Using these totals, a fantasy manager can easily see which players had the most value last season. It is a tool that also helps you make future decisions. The real trick is to create these values for this year’s projections. A drafter can make better draft decisions by understanding the player pool and each player’s value within each category. Here’s a chart for batters and pitchers to show power points gained or lost in each category within a league environment in 2023. Here’s a table to help understand the gains and losses in FPGscores in each category:

To add some food for thought about values in each category, a player would need to hit these stats to gain three points in each category in a league environment >>> .323 BA, 128 runs, 48 home runs, 127 RBIs, and 36 stolen bases on the hitting side. Likewise, pitchers would need about 18 wins, 21 saves, 2.20 ERA, 0.94 WHIP, and 240 strikeouts to gain about three points in each category. Note: All pitcher gains or losses in ERA and WHIP are based on 146 innings pitched.

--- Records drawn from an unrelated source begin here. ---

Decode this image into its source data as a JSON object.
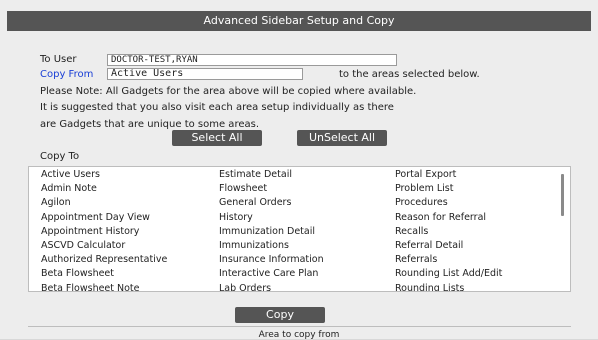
{
  "window": {
    "title": "Advanced Sidebar Setup and Copy"
  },
  "form": {
    "to_user_label": "To User",
    "to_user_value": "DOCTOR-TEST,RYAN",
    "copy_from_label": "Copy From",
    "copy_from_value": "Active Users",
    "areas_suffix": "to the areas selected below.",
    "note_line1": "Please Note: All Gadgets for the area above will be copied where available.",
    "note_line2": "It is suggested that you also visit each area setup individually as there",
    "note_line3": "are Gadgets that are unique to some areas."
  },
  "buttons": {
    "select_all": "Select All",
    "unselect_all": "UnSelect All",
    "copy": "Copy"
  },
  "copy_to": {
    "label": "Copy To",
    "columns": [
      [
        "Active Users",
        "Admin Note",
        "Agilon",
        "Appointment Day View",
        "Appointment History",
        "ASCVD Calculator",
        "Authorized Representative",
        "Beta Flowsheet",
        "Beta Flowsheet Note"
      ],
      [
        "Estimate Detail",
        "Flowsheet",
        "General Orders",
        "History",
        "Immunization Detail",
        "Immunizations",
        "Insurance Information",
        "Interactive Care Plan",
        "Lab Orders"
      ],
      [
        "Portal Export",
        "Problem List",
        "Procedures",
        "Reason for Referral",
        "Recalls",
        "Referral Detail",
        "Referrals",
        "Rounding List Add/Edit",
        "Rounding Lists"
      ]
    ]
  },
  "footer": {
    "text": "Area to copy from"
  },
  "colors": {
    "title_bar": "#555555",
    "button": "#555555",
    "link_blue": "#1a3fd6",
    "background": "#ededed"
  }
}
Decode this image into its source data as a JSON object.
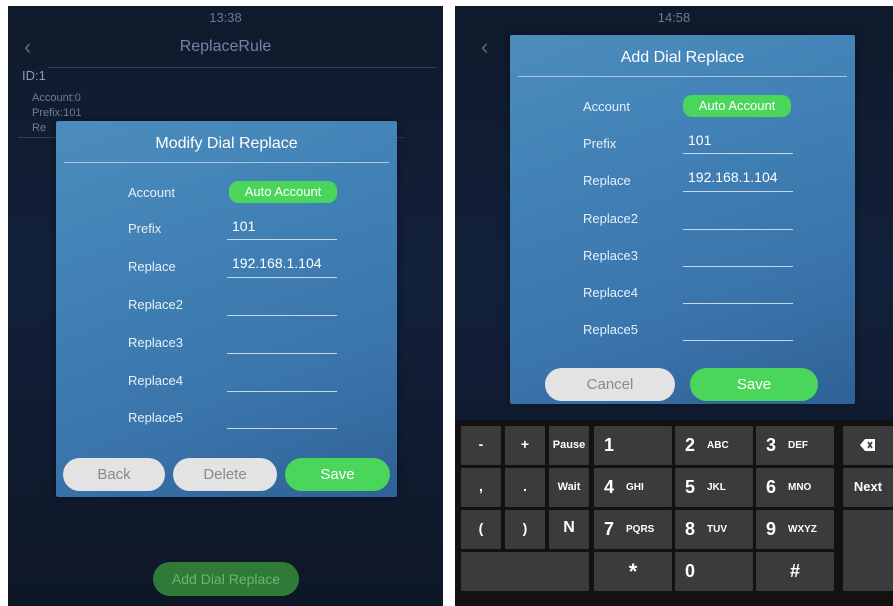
{
  "left": {
    "status_time": "13:38",
    "title": "ReplaceRule",
    "rule": {
      "id": "ID:1",
      "account": "Account:0",
      "prefix": "Prefix:101",
      "replace_partial": "Re"
    },
    "dialog": {
      "title": "Modify Dial Replace",
      "fields": [
        {
          "label": "Account",
          "value": "Auto Account"
        },
        {
          "label": "Prefix",
          "value": "101"
        },
        {
          "label": "Replace",
          "value": "192.168.1.104"
        },
        {
          "label": "Replace2",
          "value": ""
        },
        {
          "label": "Replace3",
          "value": ""
        },
        {
          "label": "Replace4",
          "value": ""
        },
        {
          "label": "Replace5",
          "value": ""
        }
      ],
      "buttons": {
        "back": "Back",
        "delete": "Delete",
        "save": "Save"
      }
    },
    "add_button": "Add Dial Replace"
  },
  "right": {
    "status_time": "14:58",
    "dialog": {
      "title": "Add Dial Replace",
      "fields": [
        {
          "label": "Account",
          "value": "Auto Account"
        },
        {
          "label": "Prefix",
          "value": "101"
        },
        {
          "label": "Replace",
          "value": "192.168.1.104"
        },
        {
          "label": "Replace2",
          "value": ""
        },
        {
          "label": "Replace3",
          "value": ""
        },
        {
          "label": "Replace4",
          "value": ""
        },
        {
          "label": "Replace5",
          "value": ""
        }
      ],
      "buttons": {
        "cancel": "Cancel",
        "save": "Save"
      }
    },
    "keyboard": {
      "row1": [
        "-",
        "+",
        "Pause"
      ],
      "row2": [
        ",",
        ".",
        "Wait"
      ],
      "row3": [
        "(",
        ")",
        "N"
      ],
      "digits": [
        {
          "num": "1",
          "letters": ""
        },
        {
          "num": "2",
          "letters": "ABC"
        },
        {
          "num": "3",
          "letters": "DEF"
        },
        {
          "num": "4",
          "letters": "GHI"
        },
        {
          "num": "5",
          "letters": "JKL"
        },
        {
          "num": "6",
          "letters": "MNO"
        },
        {
          "num": "7",
          "letters": "PQRS"
        },
        {
          "num": "8",
          "letters": "TUV"
        },
        {
          "num": "9",
          "letters": "WXYZ"
        }
      ],
      "star": "*",
      "zero": "0",
      "hash": "#",
      "backspace_icon": "backspace-icon",
      "next": "Next"
    }
  }
}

**Draft Decisions Trade-offs**

Once I have each player's projections calculated for FPGscores, I can compare all players' values. For this information to succeed, I must compare players at like positions to help identify potential edges and sleepers.

ADPs and a player's draft value help fantasy managers make trade-off decisions within drafts. Once drafters have this information, they must decide how much they trust or agree with a player’s projections. The next step is comparing that player with other players at the same position in the projected ADPs.

The bottom line is that a fantasy manager is trying to gain an edge with each of his first few picks in the draft while filling as many categories as possible. Each decision takes a fantasy team in a different direction.

I also have access to multiple other events with large amounts of teams competing for an overall championship. The information I used is from a league with once-a-week transactions for pitching.

The next step when making decisions for 2024 comes from reviewing projections with FPGscores. The second level of information helps put a player in perspective based on his career path and current opportunity. The first set of forecasts won’t be released until each major team has been researched from the second week in January until the third week in February.